Em editorial do início desse ano, o jornal The Star, de Toronto, apontou a necessidade de introduzir mais unidades de médio porte para atender à necessidade por habitações com valores acessíveis. “Simplesmente não estamos construindo casas suficientes para acompanhar nossa população em rápido crescimento. A oferta está muito atrás da demanda e o resultado inevitável são os preços mais altos”, relata o texto. Na província de Ontário, onde fica a cidade, os valores das moradias triplicaram na última década, tornando a residência própria fora do alcance de uma geração inteira, descreve o jornal.

Em Toronto, em torno de 70% das terras foram zoneadas como unifamiliares, ressalta o veículo, o que impede que duplex e pequenos prédios de apartamentos sejam edificados em grande parte do município. O impacto dessas restrições é que a região de Ontário está erguendo aproximadamente 75 mil habitações novas por ano, o que fica aquém do necessário. O The Star analisa ainda que a densidade suave, com a permissão da lei para construir até quatro unidades em lotes de bairros unifamiliares, é uma política mais adequada para os dias de hoje, quando as localidades vivem períodos de intensa expansão. Por fim, o editorial defende que o fim das restrições de zoneamento seria uma estratégia para diminuir a escassez de residências de Ontário como um todo.

O assunto foi debatido também em reunião especial do grupo Parlamentar de Todos os Partidos de Londres (All-Party Paliamentary Group – APPG), no final de 2021, como indica artigo publicado no site do escritório de arquitetura New London Architecture (NLA). De acordo com o NLA, os subúrbios londrinos devem aproveitar o momento para transformar suas áreas em lugares mais “resilientes, sustentáveis e adaptáveis à cidade, enfrentando o domínio do carro e empregando densidade suave no processo”. Durante o encontro, os deputados ouviram opiniões de diversos grupos ligados à moradia, que lembram as discussões de longa data sobre o caráter dos subúrbios e suas relações com o espaço urbano e o centro da capital inglesa.

O diretor-fundador da Create Streets, Nicholas Boys Smith, sugeriu que mais densidade suave seja empregada nesses bairros, entregando um número maior de habitações sem ocupar muita terra. Ele definiu ainda essa forma de repensar os municípios como “densidade Cachinhos Dourados – nem muito grande, nem muito pequena, apenas a tigela de mingau do tamanho certo”, em uma referência ao conto infantil. Smith enfatizou que a Create Streets vem trabalhando para desenvolver localidades “de densidade suave, populares, caminháveis, bonitas e saudáveis” fora de Londres.

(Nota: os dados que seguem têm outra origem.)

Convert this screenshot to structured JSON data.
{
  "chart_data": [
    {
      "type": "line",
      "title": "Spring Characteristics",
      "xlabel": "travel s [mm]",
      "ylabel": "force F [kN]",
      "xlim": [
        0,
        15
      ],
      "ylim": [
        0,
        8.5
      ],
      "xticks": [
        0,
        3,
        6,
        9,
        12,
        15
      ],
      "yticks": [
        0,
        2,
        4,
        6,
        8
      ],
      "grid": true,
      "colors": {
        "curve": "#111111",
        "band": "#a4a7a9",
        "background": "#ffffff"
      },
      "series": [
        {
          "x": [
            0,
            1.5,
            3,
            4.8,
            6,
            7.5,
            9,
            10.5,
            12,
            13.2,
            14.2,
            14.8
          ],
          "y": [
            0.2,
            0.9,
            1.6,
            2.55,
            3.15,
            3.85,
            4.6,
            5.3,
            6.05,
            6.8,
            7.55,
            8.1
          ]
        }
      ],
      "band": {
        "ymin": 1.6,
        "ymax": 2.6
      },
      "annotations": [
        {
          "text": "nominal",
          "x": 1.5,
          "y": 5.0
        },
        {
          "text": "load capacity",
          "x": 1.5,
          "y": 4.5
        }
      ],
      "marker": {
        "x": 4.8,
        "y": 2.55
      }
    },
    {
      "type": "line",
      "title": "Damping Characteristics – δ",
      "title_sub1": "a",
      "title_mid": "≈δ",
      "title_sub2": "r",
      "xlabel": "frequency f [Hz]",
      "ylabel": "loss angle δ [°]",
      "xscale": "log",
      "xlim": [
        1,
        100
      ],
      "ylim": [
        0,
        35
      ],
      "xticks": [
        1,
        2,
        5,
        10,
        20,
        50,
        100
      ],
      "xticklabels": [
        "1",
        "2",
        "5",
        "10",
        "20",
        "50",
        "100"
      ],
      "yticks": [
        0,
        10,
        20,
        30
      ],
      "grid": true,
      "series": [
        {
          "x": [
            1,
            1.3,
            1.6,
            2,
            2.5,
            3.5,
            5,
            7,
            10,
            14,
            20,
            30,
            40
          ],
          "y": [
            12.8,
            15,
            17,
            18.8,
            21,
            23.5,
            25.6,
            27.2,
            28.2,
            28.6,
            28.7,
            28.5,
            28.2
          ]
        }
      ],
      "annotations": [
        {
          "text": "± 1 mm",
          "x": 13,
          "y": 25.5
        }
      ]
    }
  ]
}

A importância e a relevância do tema levaram ainda a Queen’s University e o laboratório de pesquisa Street Space do curso de Arquitetura da universidade, com o apoio do Departamento para Comunidades do governo de Belfast, a publicarem em 2021 um estudo sobre densidade suave e como ela poderia ser aplicada na cidade da Irlanda do Norte e suas vantagens. O relatório avalia que é possível estimular esse formato de edificação de residências em lugares já existentes evitando a demolição de qualquer estoque de imóveis. Para isso, seriam utilizados espaços vagos para aumentar a densidade dos bairros sem grande impacto no cotidiano da área.

Segundo o documento, mesmo sem o conceito ter sido inserido formalmente ao vocabulário acadêmico, ele é cada vez mais usado por urbanistas, arquitetos, planejadores urbanos e formuladores de políticas públicas como uma ferramenta para “impulsionar o preenchimento de uso misto e o adensamento de comunidades prontas”. O levantamento revela também que as unidades de porte médio são adequadas para moradia social e privada no Reino Unido e podem ser vantajosas para Belfast, que devido à baixa densidade dos empreendimentos imobiliários impulsionou o espraiamento do município e a dependência dos automóveis no último meio século.

Hoje, a cidade é uma das que mais precisa dos veículos para os deslocamentos na nação (que abrange Inglaterra, Escócia, País de Gales e Irlanda do Norte), com mais de 80% das viagens realizadas de carro. Além da independência dos automóveis e da consequente melhoria dos índices ambientais, adotar a densidade suave possibilitaria adicionar mais habitações, inclusive reduzindo os preços e os custos dos imóveis.